见我至此,诗诗也不打算再躲下去。送客后,领着到了醉月楼背后的远离前院热闹的后院。
“明明是你让我来见,我来了,你又拒之门外。诗诗姑娘莫不是——心怀鬼胎?”我冷冷开口,语气中带着一丝讥讽。
诗诗拉着身上的长衫盖住自己露出的香肩,漫不经心地回答:“我很忙的。齐风姑娘一闲散之人,体会不到我们这等红人一天过得有多辛苦。”
对于这样阴阳怪气的讽刺,我压根不在意,用相同口吻的语气回了她:“我当然不明白。我只知道,如果诗诗姑娘不趁现在坦白一切,后面的日子,只有去牢狱和这些长得跟肥猪似的达官贵人喝酒玩乐了。”
“肥猪?齐风姑娘胆子不小啊。”诗诗冷笑一声,眼中闪过一丝阴狠。
“诗诗姑娘听错了吧。我说的是‘飞猪’,飞黄腾达的——猪。”我故意拖长了尾音,语气中满是讥讽。

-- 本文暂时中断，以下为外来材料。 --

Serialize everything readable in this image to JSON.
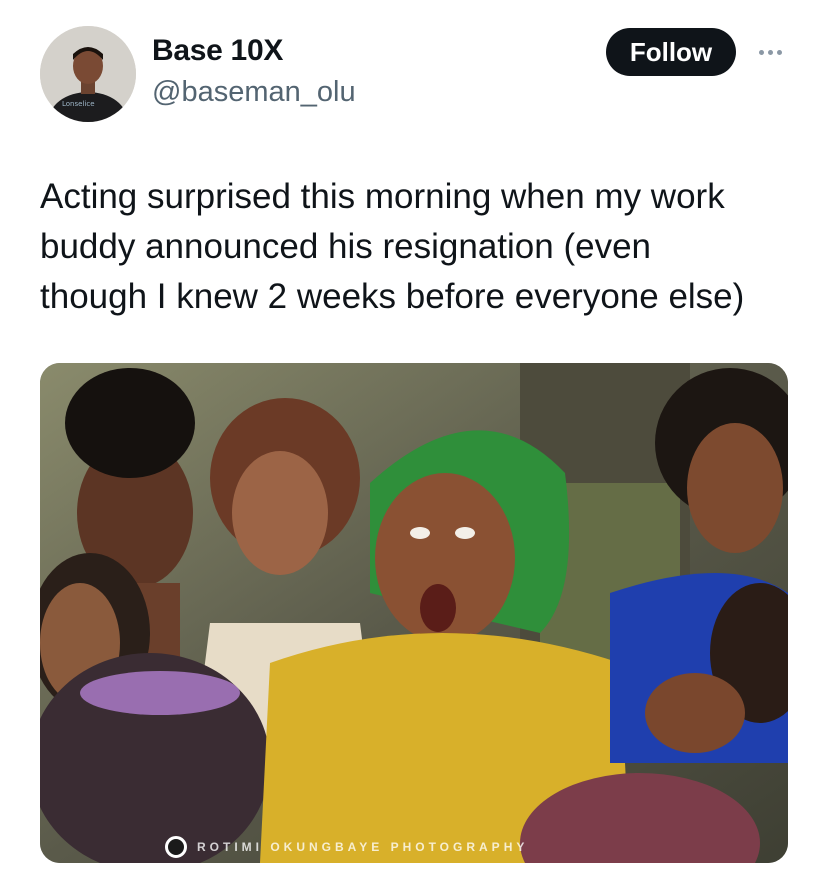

诗诗一改房内娇滴滴的笑声,本性暴露,猖狂大笑:“不过,早就听闻姑娘毒舌善战,五年前在光州的英勇事迹,诗诗到现在都还听人说起。今日一见,确有几分独到。和平常女子果真不一般。齐风姑娘,该不会是……”她故意拖长尾音,话说一半不说了。
“是什么?有屁一次性放完。”我毫不客气地回击。
本不想用粗鄙之语,但她欺人太甚骂我在先。以牙还牙,以其人之道还治其人之身,怎可让自己受委屈!
“哼。不知好歹。懒得跟你白费口舌,快走吧,趁我还有心情,看在先生的面子上放你一马。”诗诗不耐烦地挥了挥手,转身欲走。
见诗诗要走,我快步挡在她面前拦住唯一离开的出路。
“我可没打算放你走。”我冷冷说道。
诗诗不耐烦地啧了一声,抱着手瞪了我一眼。
我假装没看见,继续说道:“昨晚找人暗算掳走我的人,是你指使的吧。醉月楼涉及贩卖人口,你也一定知情吧。数罪并罚,够你在牢里待完后半辈子了。”

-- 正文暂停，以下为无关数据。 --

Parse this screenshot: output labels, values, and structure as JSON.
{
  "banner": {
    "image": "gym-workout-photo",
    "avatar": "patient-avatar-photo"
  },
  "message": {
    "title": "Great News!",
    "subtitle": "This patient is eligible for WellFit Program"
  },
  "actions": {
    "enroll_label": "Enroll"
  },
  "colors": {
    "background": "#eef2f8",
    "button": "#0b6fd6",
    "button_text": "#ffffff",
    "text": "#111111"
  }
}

“后面一事人尽皆知,不是什么秘密。不过前者,我不知道你在说什么。”诗诗依旧嘴硬,眼神中却闪过一丝慌乱。
“装无知?既然诗诗姑娘不打算坦白,我只好找到证据,将你告上衙门,送你吃牢饭了。”我步步紧逼,语气中带着不容置疑的坚定。
诗诗像是听到什么有趣的笑话,抬手抵在嘴边,讽刺地扫视我:“凭你吗?”
我们之间只剩下晚风拂过纸灯笼发出的声音。
诗诗扬起下巴,笃定地望着我。像是断定了我无法完成这件事情,半边唇角勾起,嗤鼻一笑。
我轻挑眉头,内心对探究真想的欲望也变得前所未有的高涨。束缚已久的灵魂似乎时刻准备冲破躯壳,取代现在的我。

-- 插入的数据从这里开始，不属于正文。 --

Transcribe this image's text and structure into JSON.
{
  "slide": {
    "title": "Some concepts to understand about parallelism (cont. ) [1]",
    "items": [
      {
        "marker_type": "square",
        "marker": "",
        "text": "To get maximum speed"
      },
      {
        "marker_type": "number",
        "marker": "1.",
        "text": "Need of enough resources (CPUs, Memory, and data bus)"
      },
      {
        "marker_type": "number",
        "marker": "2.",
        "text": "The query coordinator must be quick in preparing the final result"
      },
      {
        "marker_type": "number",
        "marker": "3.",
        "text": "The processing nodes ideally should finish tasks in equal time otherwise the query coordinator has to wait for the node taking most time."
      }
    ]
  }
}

走回竹村的途中,头顶闻笙送我的步摇不知为何掉落在地上,恰好落进路中间的水洼。
星空下,步摇上的白梅闪烁着迷离的微光。
我蹲下身,在触碰到步摇后,脑海里浮现出了草棚下十几双失光的眼睛,以及昏迷时被带往另一个晦暗天地的少女。我拿着步摇,迟迟没有站起来。低垂着眉眼,说不清是悲伤还是自责。
该是无力吧。
这双眼睛明明看到了一切,却什么也没做,什么都做不成。
突然之间,握住步摇的手慢慢攥紧,慢慢发抖。
路的另一端传来脚步声,夜深人静时,脚叩响地面的声音格外清晰。
是闻笙。他提着灯笼来接我了。
他的表情是如此让人熟悉,与过去的某个画面重叠。我知道,那一定是过去相似场景的画面。
曾经的我看到如此这般的闻笙站在远处,也会不争气地想掉眼泪吗。
我咽下喉咙间滚烫的情绪朝他走去,想开口叫他,但喉咙好似堵住一般干涩得难受,只能努力提起唇角扬起一点弧度。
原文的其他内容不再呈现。